I do remember watching it for the first time and not really liking it for the same reasons I don't like a lot of Baz Luhrmann's films: the editing is insane and the cuts make me nauseous. Plus, there are too many "Cheer Up, Charlie" moments.
Of course, I'm referring to the scene in Willy Wonka and the Chocolate Factory where Charlie goes to visit his mother at work down and out because he probably wasn't going to get a golden ticket.
Unadvisably, the mother begins singing "Cheer Up, Charlie" with footage of the forlorn Charlie walking home. By far, it's the most fast forwarded scene in film history.
That's about 80 percent of the second half of Moulin Rouge: the "Like a Virgin" scene, the jealousy scene, the "Come What May" scene and everything else. Unwatchable and boring.

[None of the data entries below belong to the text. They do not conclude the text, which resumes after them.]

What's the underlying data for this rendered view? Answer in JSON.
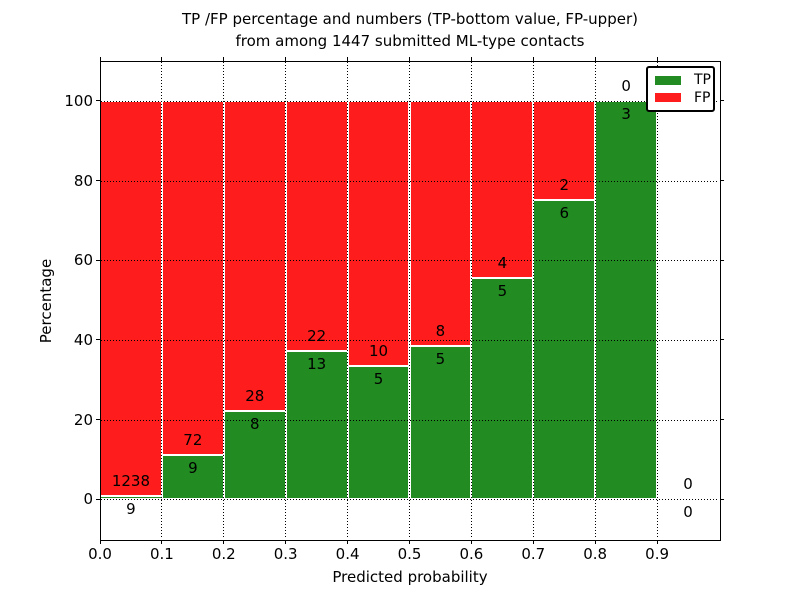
{
  "figure": {
    "title_line1": "TP /FP percentage and numbers (TP-bottom value, FP-upper)",
    "title_line2": "from among 1447 submitted ML-type contacts"
  },
  "chart_data": {
    "type": "bar",
    "stacked": true,
    "title": "TP /FP percentage and numbers (TP-bottom value, FP-upper) from among 1447 submitted ML-type contacts",
    "xlabel": "Predicted probability",
    "ylabel": "Percentage",
    "xlim": [
      0.0,
      1.0
    ],
    "ylim": [
      -10,
      110
    ],
    "grid": "dotted",
    "legend_position": "upper right",
    "total_contacts": 1447,
    "bin_width": 0.1,
    "xticks": [
      "0.0",
      "0.1",
      "0.2",
      "0.3",
      "0.4",
      "0.5",
      "0.6",
      "0.7",
      "0.8",
      "0.9"
    ],
    "yticks": [
      0,
      20,
      40,
      60,
      80,
      100
    ],
    "series": [
      {
        "name": "TP",
        "color": "#228B22"
      },
      {
        "name": "FP",
        "color": "#FF1C1C"
      }
    ],
    "bins": [
      {
        "x0": 0.0,
        "x1": 0.1,
        "tp": 9,
        "fp": 1238,
        "tp_pct": 0.72,
        "fp_pct": 99.28
      },
      {
        "x0": 0.1,
        "x1": 0.2,
        "tp": 9,
        "fp": 72,
        "tp_pct": 11.11,
        "fp_pct": 88.89
      },
      {
        "x0": 0.2,
        "x1": 0.3,
        "tp": 8,
        "fp": 28,
        "tp_pct": 22.22,
        "fp_pct": 77.78
      },
      {
        "x0": 0.3,
        "x1": 0.4,
        "tp": 13,
        "fp": 22,
        "tp_pct": 37.14,
        "fp_pct": 62.86
      },
      {
        "x0": 0.4,
        "x1": 0.5,
        "tp": 5,
        "fp": 10,
        "tp_pct": 33.33,
        "fp_pct": 66.67
      },
      {
        "x0": 0.5,
        "x1": 0.6,
        "tp": 5,
        "fp": 8,
        "tp_pct": 38.46,
        "fp_pct": 61.54
      },
      {
        "x0": 0.6,
        "x1": 0.7,
        "tp": 5,
        "fp": 4,
        "tp_pct": 55.56,
        "fp_pct": 44.44
      },
      {
        "x0": 0.7,
        "x1": 0.8,
        "tp": 6,
        "fp": 2,
        "tp_pct": 75.0,
        "fp_pct": 25.0
      },
      {
        "x0": 0.8,
        "x1": 0.9,
        "tp": 3,
        "fp": 0,
        "tp_pct": 100.0,
        "fp_pct": 0.0
      },
      {
        "x0": 0.9,
        "x1": 1.0,
        "tp": 0,
        "fp": 0,
        "tp_pct": null,
        "fp_pct": null
      }
    ]
  },
  "legend": {
    "entries": [
      {
        "label": "TP",
        "color": "#228B22"
      },
      {
        "label": "FP",
        "color": "#FF1C1C"
      }
    ]
  },
  "axes": {
    "xlabel": "Predicted probability",
    "ylabel": "Percentage"
  }
}
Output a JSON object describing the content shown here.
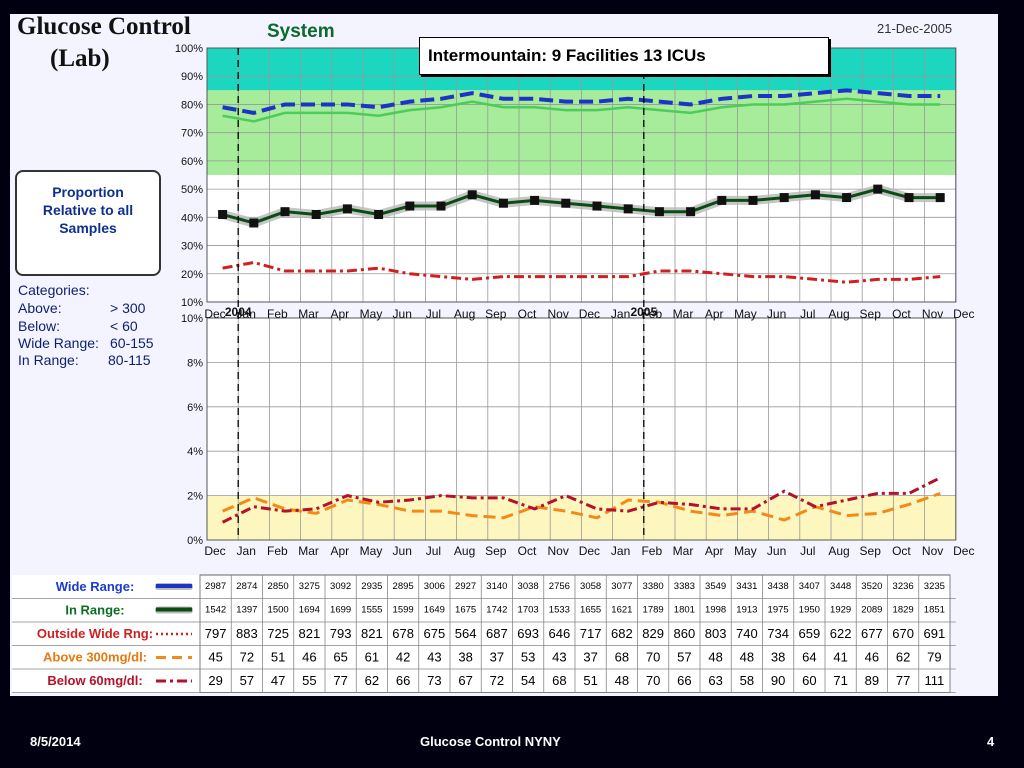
{
  "slide": {
    "title_line1": "Glucose Control",
    "title_line2": "(Lab)",
    "system": "System",
    "date": "21-Dec-2005",
    "callout": "Intermountain: 9 Facilities 13 ICUs",
    "proportion_box": [
      "Proportion",
      "Relative to all",
      "Samples"
    ],
    "categories": {
      "heading": "Categories:",
      "rows": [
        {
          "name": "Above:",
          "value": "> 300"
        },
        {
          "name": "Below:",
          "value": "<  60"
        },
        {
          "name": "Wide Range:",
          "value": "60-155"
        },
        {
          "name": "In Range:",
          "value": "80-115"
        }
      ]
    },
    "footer": {
      "date": "8/5/2014",
      "center": "Glucose Control NYNY",
      "page": "4"
    }
  },
  "colors": {
    "wide": "#1c33c7",
    "in_range": "#1f8a2e",
    "outside": "#d11f1f",
    "above": "#f28a1a",
    "below": "#b3122a"
  },
  "chart_data": [
    {
      "type": "line",
      "months": [
        "Dec",
        "Jan",
        "Feb",
        "Mar",
        "Apr",
        "May",
        "Jun",
        "Jul",
        "Aug",
        "Sep",
        "Oct",
        "Nov",
        "Dec",
        "Jan",
        "Feb",
        "Mar",
        "Apr",
        "May",
        "Jun",
        "Jul",
        "Aug",
        "Sep",
        "Oct",
        "Nov",
        "Dec"
      ],
      "year_labels": [
        {
          "index": 0,
          "label": "2004"
        },
        {
          "index": 13,
          "label": "2005"
        }
      ],
      "ylim": [
        10,
        100
      ],
      "yticks": [
        "10%",
        "20%",
        "30%",
        "40%",
        "50%",
        "60%",
        "70%",
        "80%",
        "90%",
        "100%"
      ],
      "series": [
        {
          "name": "Wide Range",
          "values": [
            79,
            77,
            80,
            80,
            80,
            79,
            81,
            82,
            84,
            82,
            82,
            81,
            81,
            82,
            81,
            80,
            82,
            83,
            83,
            84,
            85,
            84,
            83,
            83
          ]
        },
        {
          "name": "In Range",
          "values": [
            41,
            38,
            42,
            41,
            43,
            41,
            44,
            44,
            48,
            45,
            46,
            45,
            44,
            43,
            42,
            42,
            46,
            46,
            47,
            48,
            47,
            50,
            47,
            47
          ]
        },
        {
          "name": "Outside Wide Rng",
          "values": [
            22,
            24,
            21,
            21,
            21,
            22,
            20,
            19,
            18,
            19,
            19,
            19,
            19,
            19,
            21,
            21,
            20,
            19,
            19,
            18,
            17,
            18,
            18,
            19
          ]
        }
      ]
    },
    {
      "type": "line",
      "ylim": [
        0,
        10
      ],
      "yticks": [
        "0%",
        "2%",
        "4%",
        "6%",
        "8%",
        "10%"
      ],
      "series": [
        {
          "name": "Above 300mg/dl",
          "values": [
            1.3,
            1.9,
            1.4,
            1.2,
            1.8,
            1.6,
            1.3,
            1.3,
            1.1,
            1.0,
            1.5,
            1.3,
            1.0,
            1.8,
            1.7,
            1.3,
            1.1,
            1.3,
            0.9,
            1.5,
            1.1,
            1.2,
            1.6,
            2.1
          ]
        },
        {
          "name": "Below 60mg/dl",
          "values": [
            0.8,
            1.5,
            1.3,
            1.4,
            2.0,
            1.7,
            1.8,
            2.0,
            1.9,
            1.9,
            1.4,
            2.0,
            1.4,
            1.3,
            1.7,
            1.6,
            1.4,
            1.4,
            2.2,
            1.5,
            1.8,
            2.1,
            2.1,
            2.8
          ]
        }
      ]
    },
    {
      "type": "table",
      "rows": [
        {
          "label": "Wide Range:",
          "values": [
            "2987",
            "2874",
            "2850",
            "3275",
            "3092",
            "2935",
            "2895",
            "3006",
            "2927",
            "3140",
            "3038",
            "2756",
            "3058",
            "3077",
            "3380",
            "3383",
            "3549",
            "3431",
            "3438",
            "3407",
            "3448",
            "3520",
            "3236",
            "3235"
          ]
        },
        {
          "label": "In Range:",
          "values": [
            "1542",
            "1397",
            "1500",
            "1694",
            "1699",
            "1555",
            "1599",
            "1649",
            "1675",
            "1742",
            "1703",
            "1533",
            "1655",
            "1621",
            "1789",
            "1801",
            "1998",
            "1913",
            "1975",
            "1950",
            "1929",
            "2089",
            "1829",
            "1851"
          ]
        },
        {
          "label": "Outside Wide Rng:",
          "values": [
            "797",
            "883",
            "725",
            "821",
            "793",
            "821",
            "678",
            "675",
            "564",
            "687",
            "693",
            "646",
            "717",
            "682",
            "829",
            "860",
            "803",
            "740",
            "734",
            "659",
            "622",
            "677",
            "670",
            "691"
          ]
        },
        {
          "label": "Above 300mg/dl:",
          "values": [
            "45",
            "72",
            "51",
            "46",
            "65",
            "61",
            "42",
            "43",
            "38",
            "37",
            "53",
            "43",
            "37",
            "68",
            "70",
            "57",
            "48",
            "48",
            "38",
            "64",
            "41",
            "46",
            "62",
            "79"
          ]
        },
        {
          "label": "Below 60mg/dl:",
          "values": [
            "29",
            "57",
            "47",
            "55",
            "77",
            "62",
            "66",
            "73",
            "67",
            "72",
            "54",
            "68",
            "51",
            "48",
            "70",
            "66",
            "63",
            "58",
            "90",
            "60",
            "71",
            "89",
            "77",
            "111"
          ]
        }
      ]
    }
  ]
}
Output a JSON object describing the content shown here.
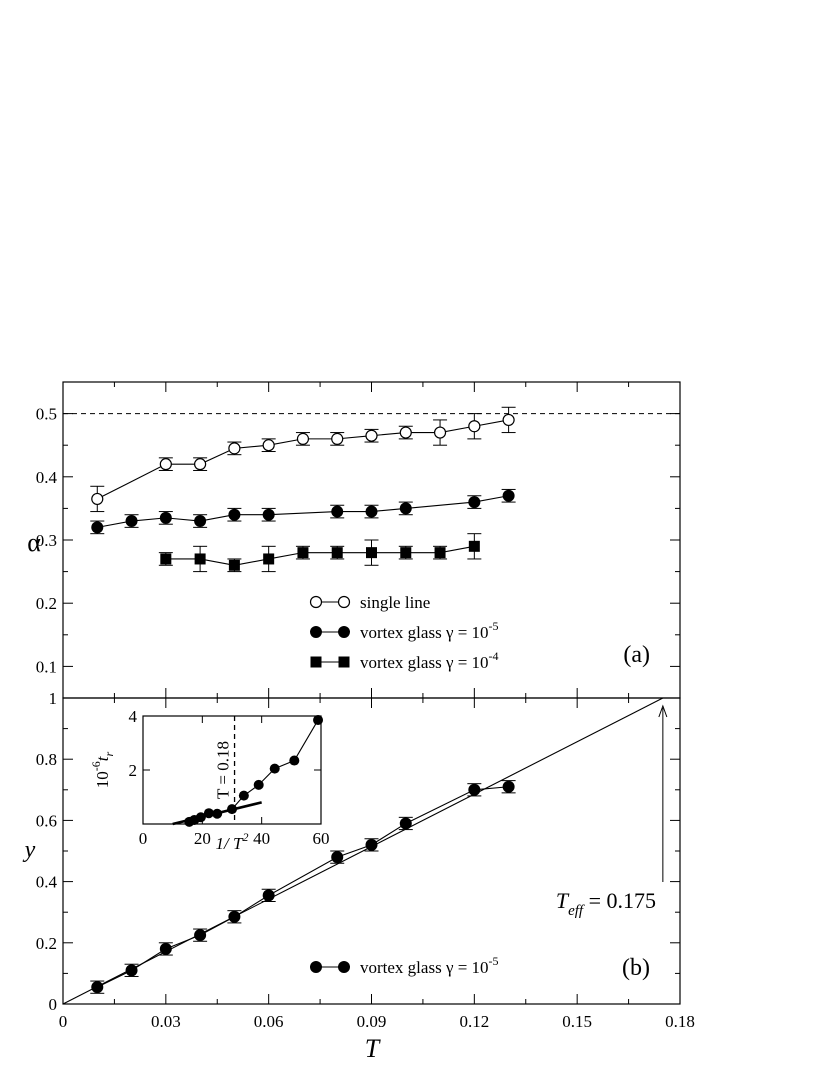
{
  "chart_data": [
    {
      "panel": "(a)",
      "type": "line",
      "ylabel": "α",
      "xlim": [
        0,
        0.18
      ],
      "ylim": [
        0.05,
        0.55
      ],
      "yticks": [
        "0.1",
        "0.2",
        "0.3",
        "0.4",
        "0.5"
      ],
      "reference_line": {
        "y": 0.5,
        "style": "dashed"
      },
      "legend_position": "bottom-center",
      "series": [
        {
          "name": "single line",
          "marker": "open-circle",
          "x": [
            0.01,
            0.03,
            0.04,
            0.05,
            0.06,
            0.07,
            0.08,
            0.09,
            0.1,
            0.11,
            0.12,
            0.13
          ],
          "y": [
            0.365,
            0.42,
            0.42,
            0.445,
            0.45,
            0.46,
            0.46,
            0.465,
            0.47,
            0.47,
            0.48,
            0.49
          ],
          "err": [
            0.02,
            0.01,
            0.01,
            0.01,
            0.01,
            0.01,
            0.01,
            0.01,
            0.01,
            0.02,
            0.02,
            0.02
          ]
        },
        {
          "name": "vortex glass γ = 10⁻⁵",
          "name_parts": {
            "text": "vortex glass ",
            "gamma": "γ = 10",
            "sup": "-5"
          },
          "marker": "filled-circle",
          "x": [
            0.01,
            0.02,
            0.03,
            0.04,
            0.05,
            0.06,
            0.08,
            0.09,
            0.1,
            0.12,
            0.13
          ],
          "y": [
            0.32,
            0.33,
            0.335,
            0.33,
            0.34,
            0.34,
            0.345,
            0.345,
            0.35,
            0.36,
            0.37
          ],
          "err": [
            0.01,
            0.01,
            0.01,
            0.01,
            0.01,
            0.01,
            0.01,
            0.01,
            0.01,
            0.01,
            0.01
          ]
        },
        {
          "name": "vortex glass γ = 10⁻⁴",
          "name_parts": {
            "text": "vortex glass ",
            "gamma": "γ = 10",
            "sup": "-4"
          },
          "marker": "filled-square",
          "x": [
            0.03,
            0.04,
            0.05,
            0.06,
            0.07,
            0.08,
            0.09,
            0.1,
            0.11,
            0.12
          ],
          "y": [
            0.27,
            0.27,
            0.26,
            0.27,
            0.28,
            0.28,
            0.28,
            0.28,
            0.28,
            0.29
          ],
          "err": [
            0.01,
            0.02,
            0.01,
            0.02,
            0.01,
            0.01,
            0.02,
            0.01,
            0.01,
            0.02
          ]
        }
      ]
    },
    {
      "panel": "(b)",
      "type": "line",
      "xlabel": "T",
      "ylabel": "y",
      "xlim": [
        0,
        0.18
      ],
      "ylim": [
        0,
        1
      ],
      "xticks": [
        "0",
        "0.03",
        "0.06",
        "0.09",
        "0.12",
        "0.15",
        "0.18"
      ],
      "yticks": [
        "0",
        "0.2",
        "0.4",
        "0.6",
        "0.8",
        "1"
      ],
      "fit_line": {
        "x": [
          0,
          0.175
        ],
        "y": [
          0,
          1
        ]
      },
      "annotation": {
        "main": "T",
        "sub": "eff",
        "value": "= 0.175",
        "points_to_x": 0.175
      },
      "legend_position": "bottom-center",
      "series": [
        {
          "name": "vortex glass γ = 10⁻⁵",
          "name_parts": {
            "text": "vortex glass ",
            "gamma": "γ = 10",
            "sup": "-5"
          },
          "marker": "filled-circle",
          "x": [
            0.01,
            0.02,
            0.03,
            0.04,
            0.05,
            0.06,
            0.08,
            0.09,
            0.1,
            0.12,
            0.13
          ],
          "y": [
            0.055,
            0.11,
            0.18,
            0.225,
            0.285,
            0.355,
            0.48,
            0.52,
            0.59,
            0.7,
            0.71
          ],
          "err": [
            0.02,
            0.02,
            0.02,
            0.02,
            0.02,
            0.02,
            0.02,
            0.02,
            0.02,
            0.02,
            0.02
          ]
        }
      ]
    },
    {
      "panel": "inset",
      "type": "line",
      "xlabel": "1/ T²",
      "xlabel_parts": {
        "main": "1/ T",
        "sup": "2"
      },
      "ylabel": "10⁻⁶ t_r",
      "ylabel_parts": {
        "base": "10",
        "sup": "-6",
        "var": "t",
        "sub": "r"
      },
      "xlim": [
        0,
        60
      ],
      "ylim": [
        0,
        4
      ],
      "xticks": [
        "0",
        "20",
        "40",
        "60"
      ],
      "yticks": [
        "2",
        "4"
      ],
      "vline": {
        "x": 30.86,
        "label": "T = 0.18",
        "style": "dashed"
      },
      "fit_line": {
        "x": [
          10,
          40
        ],
        "y": [
          0,
          0.8
        ]
      },
      "series": [
        {
          "marker": "filled-circle",
          "x": [
            15.6,
            17.3,
            19.5,
            22.2,
            25.0,
            30.0,
            34.0,
            39.0,
            44.4,
            51.0,
            59.0
          ],
          "y": [
            0.08,
            0.15,
            0.25,
            0.4,
            0.38,
            0.55,
            1.05,
            1.45,
            2.05,
            2.35,
            3.85
          ]
        }
      ]
    }
  ]
}
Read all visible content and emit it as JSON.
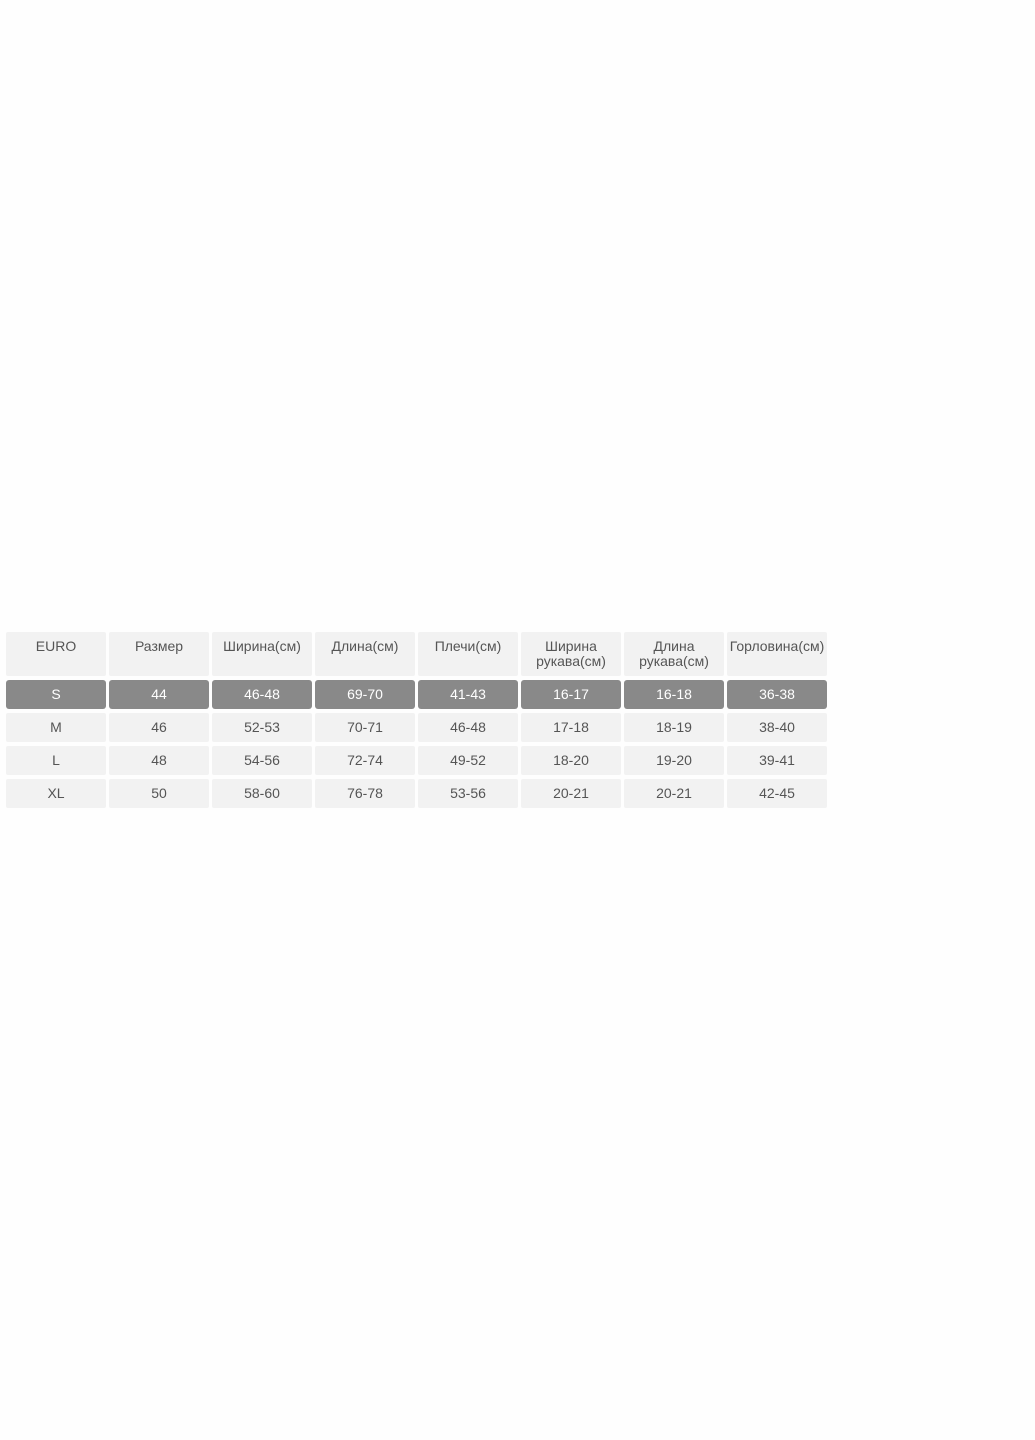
{
  "size_table": {
    "headers": [
      "EURO",
      "Размер",
      "Ширина(см)",
      "Длина(см)",
      "Плечи(см)",
      "Ширина рукава(см)",
      "Длина рукава(см)",
      "Горловина(см)"
    ],
    "rows": [
      [
        "S",
        "44",
        "46-48",
        "69-70",
        "41-43",
        "16-17",
        "16-18",
        "36-38"
      ],
      [
        "M",
        "46",
        "52-53",
        "70-71",
        "46-48",
        "17-18",
        "18-19",
        "38-40"
      ],
      [
        "L",
        "48",
        "54-56",
        "72-74",
        "49-52",
        "18-20",
        "19-20",
        "39-41"
      ],
      [
        "XL",
        "50",
        "58-60",
        "76-78",
        "53-56",
        "20-21",
        "20-21",
        "42-45"
      ]
    ],
    "highlighted_row": "S",
    "colors": {
      "cell_bg": "#f2f2f2",
      "highlight_bg": "#898989",
      "text": "#555555"
    }
  }
}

So why do I still own this film? I don't know. I'm prepared now to Half-Price back to the masses.
I assume it's because I like Ewan McGregor, the turn-of-the-century Paris is very intriguing to me and I don't mind the mashing together of the modern songs to the idiom of 1899 Paris.
Maybe it's a little gay. But I do love pop music and I think it holds a timeless signifigance because it's all about love, loss and partying (to put it simply). These are the same themes that music of that period extolled. Except Bernie Taupin wasn't writing them. Yet.